US oil major ConocoPhillips is considering an exit from the UK North Sea, a news report said.
ConocoPhillips executives have spoken to bankers and other North Sea operators in recent weeks to gauge interest in the assets, Reuters reported, citing industry and banking sources.
The firm has not yet launched a formal sale process or hired a bank, the report said.
It is also unclear how much of the portfolio, thought to be worth up to $2billion, would be put up for sale.
Last month, the company said it would lay off about 450 workers across the UK.
ConocoPhillips has 1,300 staff members and contractors in the UK, including about 700 in Aberdeen.
The firm said the job losses would be spread out over the next two years and that it was not yet clear how many Granite-City-based workers will be affected.
Sources told Reuters that ConocoPhillips tried to sell some of its North Sea stakes in 2014, but that the process was unsuccessful.
In 2017, ConocoPhillips UK produced around 5% of the group’s total oil and gas production.
In February, ConocoPhillips’ UK president, Terri King, said a drilling programme was ongoing in the central North Sea “J-Area”, which consists of the Jade, Jasmine, Joanne and Judy fields.
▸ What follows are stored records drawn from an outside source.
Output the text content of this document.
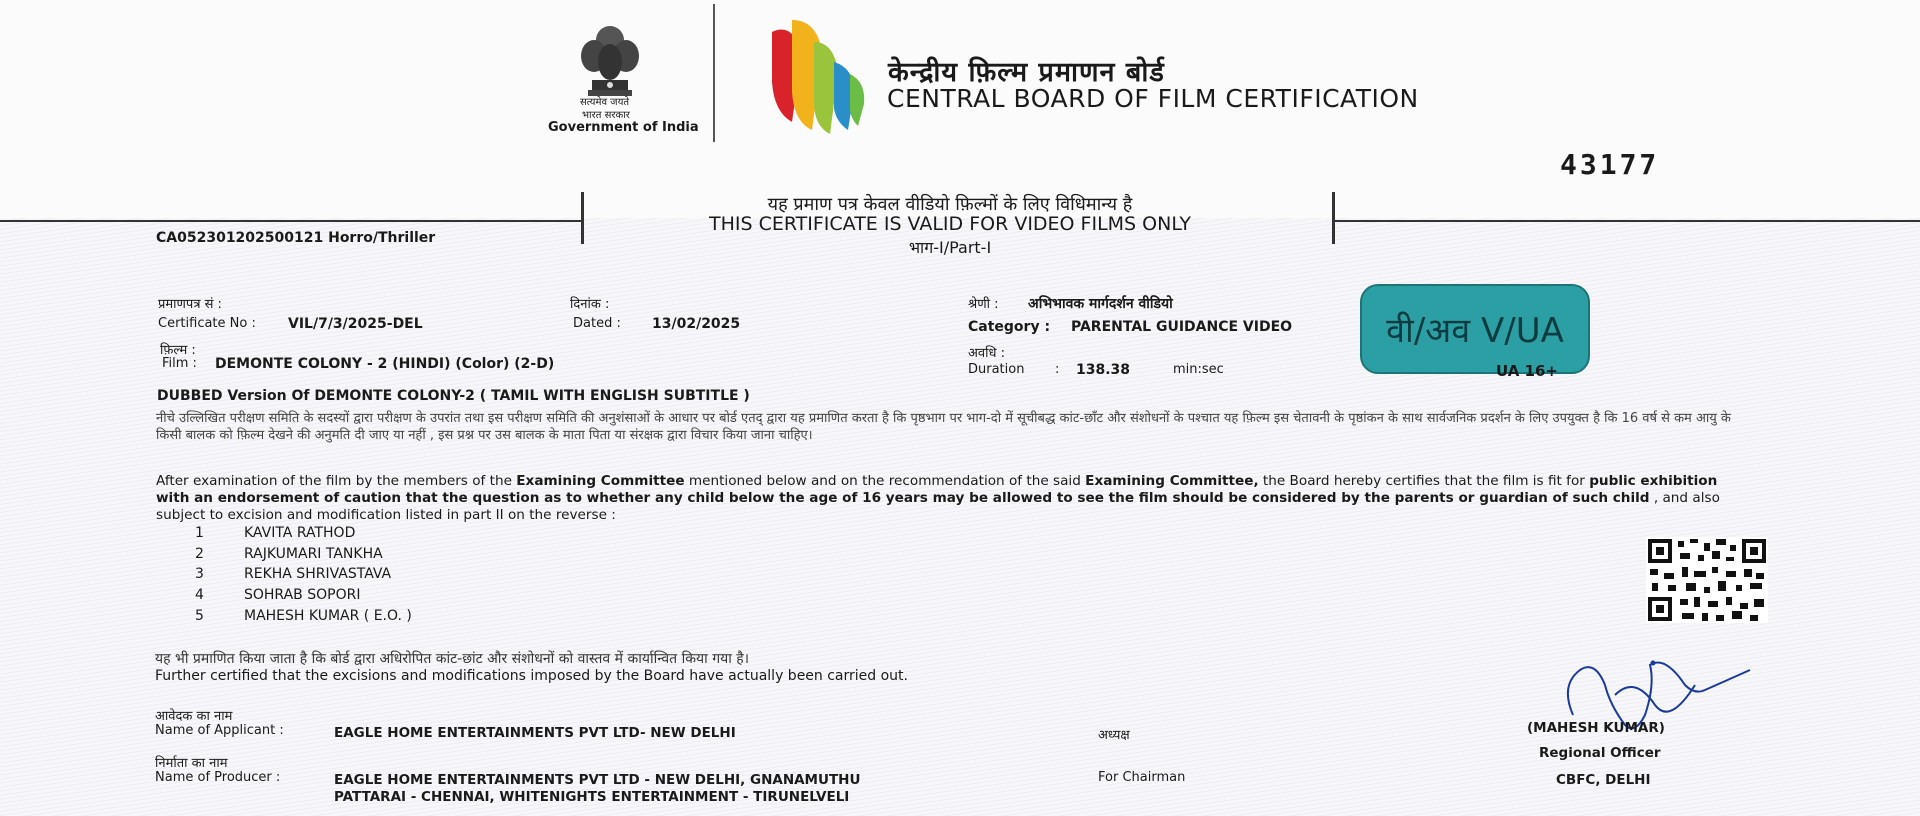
सत्यमेव जयते
भारत सरकार
Government of India
केन्द्रीय फ़िल्म प्रमाणन बोर्ड
CENTRAL BOARD OF FILM CERTIFICATION
43177
यह प्रमाण पत्र केवल वीडियो फ़िल्मों के लिए विधिमान्य है
THIS CERTIFICATE IS VALID FOR VIDEO FILMS ONLY
भाग-I/Part-I
CA052301202500121 Horro/Thriller
प्रमाणपत्र सं :
Certificate No : VIL/7/3/2025-DEL
दिनांक :
Dated : 13/02/2025
श्रेणी : अभिभावक मार्गदर्शन वीडियो
Category : PARENTAL GUIDANCE VIDEO	वी/अव V/UA
UA 16+
फ़िल्म :
Film : DEMONTE COLONY - 2 (HINDI) (Color) (2-D)
अवधि :
Duration : 138.38	min:sec
DUBBED Version Of DEMONTE COLONY-2 ( TAMIL WITH ENGLISH SUBTITLE )
नीचे उल्लिखित परीक्षण समिति के सदस्यों द्वारा परीक्षण के उपरांत तथा इस परीक्षण समिति की अनुशंसाओं के आधार पर बोर्ड एतद् द्वारा यह प्रमाणित करता है कि पृष्ठभाग पर भाग-दो में सूचीबद्ध कांट-छाँट और संशोधनों के पश्चात यह फ़िल्म इस चेतावनी के पृष्ठांकन के साथ सार्वजनिक प्रदर्शन के लिए उपयुक्त है कि 16 वर्ष से कम आयु के किसी बालक को फ़िल्म देखने की अनुमति दी जाए या नहीं , इस प्रश्न पर उस बालक के माता पिता या संरक्षक द्वारा विचार किया जाना चाहिए।
After examination of the film by the members of the Examining Committee mentioned below and on the recommendation of the said Examining Committee, the Board hereby certifies that the film is fit for public exhibition with an endorsement of caution that the question as to whether any child below the age of 16 years may be allowed to see the film should be considered by the parents or guardian of such child , and also subject to excision and modification listed in part II on the reverse :
1	KAVITA RATHOD
2	RAJKUMARI TANKHA
3	REKHA SHRIVASTAVA
4	SOHRAB SOPORI
5	MAHESH KUMAR ( E.O. )
यह भी प्रमाणित किया जाता है कि बोर्ड द्वारा अधिरोपित कांट-छांट और संशोधनों को वास्तव में कार्यान्वित किया गया है।
Further certified that the excisions and modifications imposed by the Board have actually been carried out.
आवेदक का नाम
Name of Applicant :	EAGLE HOME ENTERTAINMENTS PVT LTD- NEW DELHI
निर्माता का नाम
Name of Producer :	EAGLE HOME ENTERTAINMENTS PVT LTD - NEW DELHI, GNANAMUTHU
PATTARAI - CHENNAI, WHITENIGHTS ENTERTAINMENT - TIRUNELVELI
अध्यक्ष
For Chairman
(MAHESH KUMAR)
Regional Officer
CBFC, DELHI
The business also had plans for drilling on the Britannia field satellites, 130 miles north-east of Aberdeen. ConocoPhillips is the operator of the Brodgar, Callanish and Enochdhu fields, and expected drilling to start in 2019.
The firm’s other UK North Sea interests include a 24% stake in the BP-operated Clair Ridge project, which is expected to produce first oil west of Shetland later this year.
In addition, the business submitted bids for acreage in the 30th UKCS licensing round, the results of which are due to be announced this month.